This article compares the different Audio Representations implemented in TensorFlow and TensorFlowIO.
Load the file
audio = tfio.audio.AudioIOTensor(filepath)
audioSR = int(audio.rate.numpy())
audio = audio[:]
audio = tf.squeeze(audio, axis=-1)
audio = tf.cast(audio, tf.float32)
Oscillogram
plt.figure("Oscillo: " + filepath)
plt.plot(audio.numpy())
plt.show()
Shape: (16000,)
Spectrogram: tf.signal.stft()
frame_step = int(audioSR * 0.008)
spectrogram = tf.abs(tf.signal.stft(audio, frame_length=1024, frame_step=frame_step))

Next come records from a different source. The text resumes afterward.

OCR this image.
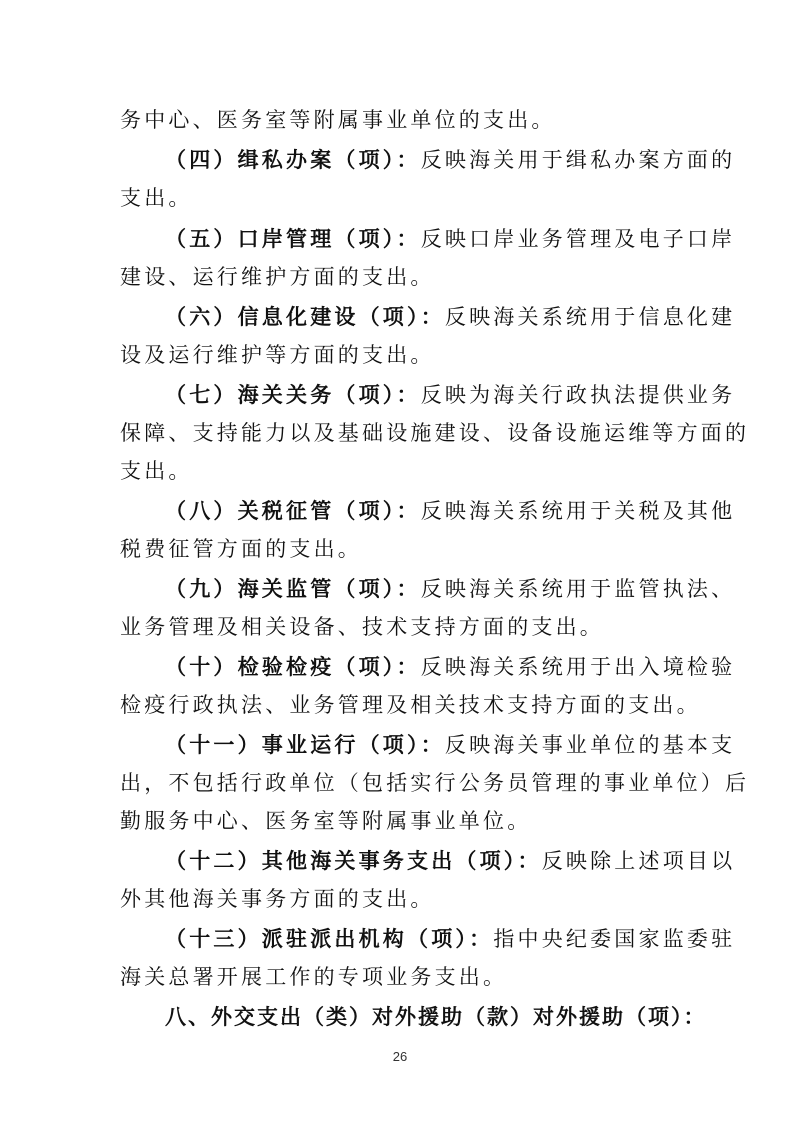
务中心、医务室等附属事业单位的支出。
（四）缉私办案（项）：反映海关用于缉私办案方面的
支出。
（五）口岸管理（项）：反映口岸业务管理及电子口岸
建设、运行维护方面的支出。
（六）信息化建设（项）：反映海关系统用于信息化建
设及运行维护等方面的支出。
（七）海关关务（项）：反映为海关行政执法提供业务
保障、支持能力以及基础设施建设、设备设施运维等方面的
支出。
（八）关税征管（项）：反映海关系统用于关税及其他
税费征管方面的支出。
（九）海关监管（项）：反映海关系统用于监管执法、
业务管理及相关设备、技术支持方面的支出。
（十）检验检疫（项）：反映海关系统用于出入境检验
检疫行政执法、业务管理及相关技术支持方面的支出。
（十一）事业运行（项）：反映海关事业单位的基本支
出，不包括行政单位（包括实行公务员管理的事业单位）后
勤服务中心、医务室等附属事业单位。
（十二）其他海关事务支出（项）：反映除上述项目以
外其他海关事务方面的支出。
（十三）派驻派出机构（项）：指中央纪委国家监委驻
海关总署开展工作的专项业务支出。
八、外交支出（类）对外援助（款）对外援助（项）：
26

plt.figure("Spect: " + filepath)
plt.imshow(tf.math.log(spectrogram).numpy())
plt.show()
Shape: (118, 513)
Spectrogram: tfio.experimental.audio.spectrogram()
spectrogram = tfio.experimental.audio.spectrogram(audio, nfft=1024, window=len(audio), stride=frame_step)
plt.figure("Spect: " + filepath)
plt.imshow(tf.math.log(spectrogram).numpy())
plt.show()
Shape: (118, 513)
MelScale: tfio.experimental.audio.melscale()
spectrogram = tfio.experimental.audio.spectrogram(audio, nfft=1024, window=len(audio), stride=frame_step)
mel = tfio.experimental.audio.melscale(spectrogram, rate=audioSR, mels=32, fmin=0, fmax=audioSR/2)
plt.figure("Mel: " + filepath)
plt.imshow(tf.math.log(mel).numpy())
plt.show()
Shape: (118, 32)
MelDB: tfio.experimental.audio.dbscale()
meldb = tfio.experimental.audio.dbscale(mel, top_db=60)
plt.figure("MelDB: " + filepath)
plt.imshow(tf.math.log(meldb).numpy())
plt.show()
Shape: (118, 32)
Let’s compare result in machine learning
We used a word prediction system to compare each representation. Since, we only train a few files in a small number of epochs, result value are fluctuating.
Used project: https://github.com/aruno14/speechRecognition
Used file: https://github.com/aruno14/speechRecognition/blob/main/test_words_compare.py
Spectrogram: tf.signal.stft()
Accuracy after 25 epochs: 0.59375
Spectrogram: tfio.experimental.audio.spectrogram()
Accuracy after 25 epochs: 0.6625
We obtain a little better result, however we think it is random fitting difference.
MelScale: tfio.experimental.audio.melscale()
Accuracy after 25 epochs: 0.7125
MelDB: tfio.experimental.audio.dbscale()
Accuracy after 25 epochs: 0.6687
Conclusion
Regarding the input size (118, 513) VS (118, 32), and the resulting accuracy, we can say MelScaleDB is the best option for voice recognition system. Nevertheless, there are many other representations and some of them may be even better than the representation presented in this article.
However, it cost a little processing and Mel function are not widely implemented, likely in the Web Audio API.